Did you know that Jesus' miraculous multiplication of bread has an Old Testament counterpart?
I didn't realize this until I started working on a new project for the Vida Nova publishing house: checking and revising cross references for a new study Bible.
[Vida Nova already has a study Bible in its catalog, using a Portuguese translation licensed by the Brazilian Bible Society. The new study Bible will be based on a new translation prepared by our own team of Hebrew and Greek scholars here in Brazil, called the Almeida Século 21 (Almeida Century 21).]

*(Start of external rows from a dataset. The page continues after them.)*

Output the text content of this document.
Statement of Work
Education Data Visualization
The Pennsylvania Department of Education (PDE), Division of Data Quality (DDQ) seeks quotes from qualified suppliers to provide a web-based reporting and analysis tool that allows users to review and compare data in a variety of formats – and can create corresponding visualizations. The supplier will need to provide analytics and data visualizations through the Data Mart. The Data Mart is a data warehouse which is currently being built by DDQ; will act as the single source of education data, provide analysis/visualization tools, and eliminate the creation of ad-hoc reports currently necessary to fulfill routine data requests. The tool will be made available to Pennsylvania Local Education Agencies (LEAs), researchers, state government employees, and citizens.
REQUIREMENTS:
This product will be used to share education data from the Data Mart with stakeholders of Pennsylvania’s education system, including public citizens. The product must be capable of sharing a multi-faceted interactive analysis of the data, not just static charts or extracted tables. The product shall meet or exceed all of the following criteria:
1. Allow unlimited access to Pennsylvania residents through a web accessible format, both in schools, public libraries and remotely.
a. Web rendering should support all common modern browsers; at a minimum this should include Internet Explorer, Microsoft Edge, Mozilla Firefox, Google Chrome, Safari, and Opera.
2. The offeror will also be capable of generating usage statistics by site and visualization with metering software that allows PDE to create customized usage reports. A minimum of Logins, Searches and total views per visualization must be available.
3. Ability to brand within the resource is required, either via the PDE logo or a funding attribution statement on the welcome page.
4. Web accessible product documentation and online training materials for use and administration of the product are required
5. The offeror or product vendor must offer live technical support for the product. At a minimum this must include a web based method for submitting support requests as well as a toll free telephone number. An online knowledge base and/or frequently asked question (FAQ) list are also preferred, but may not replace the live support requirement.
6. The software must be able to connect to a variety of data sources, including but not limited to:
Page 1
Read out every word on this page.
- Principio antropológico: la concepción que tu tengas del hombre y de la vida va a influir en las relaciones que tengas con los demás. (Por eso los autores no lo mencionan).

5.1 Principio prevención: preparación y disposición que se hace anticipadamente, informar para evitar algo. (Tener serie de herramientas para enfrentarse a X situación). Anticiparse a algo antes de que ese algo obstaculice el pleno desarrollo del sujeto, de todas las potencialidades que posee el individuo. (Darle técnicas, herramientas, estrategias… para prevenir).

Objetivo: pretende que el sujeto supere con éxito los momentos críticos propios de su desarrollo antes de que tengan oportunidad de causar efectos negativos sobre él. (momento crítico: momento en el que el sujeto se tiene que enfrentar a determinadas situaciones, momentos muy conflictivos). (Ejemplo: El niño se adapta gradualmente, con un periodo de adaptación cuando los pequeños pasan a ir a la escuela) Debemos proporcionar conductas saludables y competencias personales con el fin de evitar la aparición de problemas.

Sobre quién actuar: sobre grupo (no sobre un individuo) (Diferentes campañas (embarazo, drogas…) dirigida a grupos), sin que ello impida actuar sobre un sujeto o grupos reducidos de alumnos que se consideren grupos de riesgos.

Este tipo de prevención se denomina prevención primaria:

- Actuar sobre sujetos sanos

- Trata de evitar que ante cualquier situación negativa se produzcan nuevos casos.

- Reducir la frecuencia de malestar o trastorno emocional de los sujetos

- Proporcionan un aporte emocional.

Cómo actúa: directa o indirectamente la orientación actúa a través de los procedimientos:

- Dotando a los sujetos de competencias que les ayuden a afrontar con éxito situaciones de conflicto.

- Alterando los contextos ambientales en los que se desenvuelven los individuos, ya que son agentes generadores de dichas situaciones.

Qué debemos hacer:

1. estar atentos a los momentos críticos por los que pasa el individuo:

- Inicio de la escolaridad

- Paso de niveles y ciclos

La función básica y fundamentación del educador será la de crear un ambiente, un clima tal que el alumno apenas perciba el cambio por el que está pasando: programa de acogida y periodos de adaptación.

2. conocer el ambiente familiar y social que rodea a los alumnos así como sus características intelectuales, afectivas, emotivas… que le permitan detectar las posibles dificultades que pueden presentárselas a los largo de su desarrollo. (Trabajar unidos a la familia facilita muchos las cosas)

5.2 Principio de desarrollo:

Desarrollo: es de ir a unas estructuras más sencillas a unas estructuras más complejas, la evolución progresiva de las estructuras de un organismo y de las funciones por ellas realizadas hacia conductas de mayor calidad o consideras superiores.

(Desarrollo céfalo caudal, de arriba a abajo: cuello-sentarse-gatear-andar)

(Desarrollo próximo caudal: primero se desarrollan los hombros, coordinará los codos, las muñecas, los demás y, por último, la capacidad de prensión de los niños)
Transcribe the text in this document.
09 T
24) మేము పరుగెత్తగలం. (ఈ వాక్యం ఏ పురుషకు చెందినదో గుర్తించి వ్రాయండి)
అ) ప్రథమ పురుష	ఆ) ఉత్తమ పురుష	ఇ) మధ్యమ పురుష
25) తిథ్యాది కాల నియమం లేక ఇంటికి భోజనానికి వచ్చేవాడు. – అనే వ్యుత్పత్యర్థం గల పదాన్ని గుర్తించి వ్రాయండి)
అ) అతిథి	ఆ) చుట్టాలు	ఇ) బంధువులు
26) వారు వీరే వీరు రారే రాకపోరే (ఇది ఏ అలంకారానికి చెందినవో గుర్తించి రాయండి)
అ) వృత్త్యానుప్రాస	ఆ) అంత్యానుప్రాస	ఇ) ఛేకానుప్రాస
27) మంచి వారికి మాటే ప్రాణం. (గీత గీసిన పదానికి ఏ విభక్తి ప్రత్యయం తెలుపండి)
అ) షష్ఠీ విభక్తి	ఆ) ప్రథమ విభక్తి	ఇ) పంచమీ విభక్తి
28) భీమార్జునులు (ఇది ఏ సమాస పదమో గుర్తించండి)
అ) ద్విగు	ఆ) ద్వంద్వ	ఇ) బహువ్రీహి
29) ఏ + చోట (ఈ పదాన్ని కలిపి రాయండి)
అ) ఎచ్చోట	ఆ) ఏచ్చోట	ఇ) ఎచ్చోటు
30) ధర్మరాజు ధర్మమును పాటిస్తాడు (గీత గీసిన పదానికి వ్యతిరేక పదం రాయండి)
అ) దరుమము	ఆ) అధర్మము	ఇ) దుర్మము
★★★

Although painstaking, the work of cross references is fascinating. The New Testament was not written in a vacuum, of course. The Old Testament background is deep and essential to understanding the message of the Gospels, Acts and Letters. If you have any doubts, check out Jesus' encounter with the two disciples on the road to Emmaus: And beginning with Moses and the Prophets, he explained to them what was said in all the Scriptures concerning himself. (Luke 24:27, NIV)
So where is bread multiplied in the OT? Take a look at 2 Kings 4:42-44 (NIV):
A man came from Baal Shalishah, bringing the man of God twenty loaves of barley bread baked from the first ripe grain, along with some heads of new grain. "Give it to the people to eat," Elisha said."How can I set this before a hundred men?" his servant asked. But Elisha answered, "Give it to the people to eat. For this is what the LORD says: 'They will eat and have some left over.' " Then he set it before them, and they ate and had some left over, according to the word of the LORD.
See the similarities to the accounts in Matthew 14, Mark 6, Luke 9 and John 6? Even down to the incredulity of the servant and the leftovers! There is, however, an amazing difference in proportions. Elisha feeds 100 men with 20 loaves (5:1 ratio), but Jesus feeds 5,000 men with only 5 loaves (1,000:1 ratio)! Don't you get the feeling that God wanted to emphasize the fact that, in Jesus' case, You are my Son, whom I love; with you I am well pleased?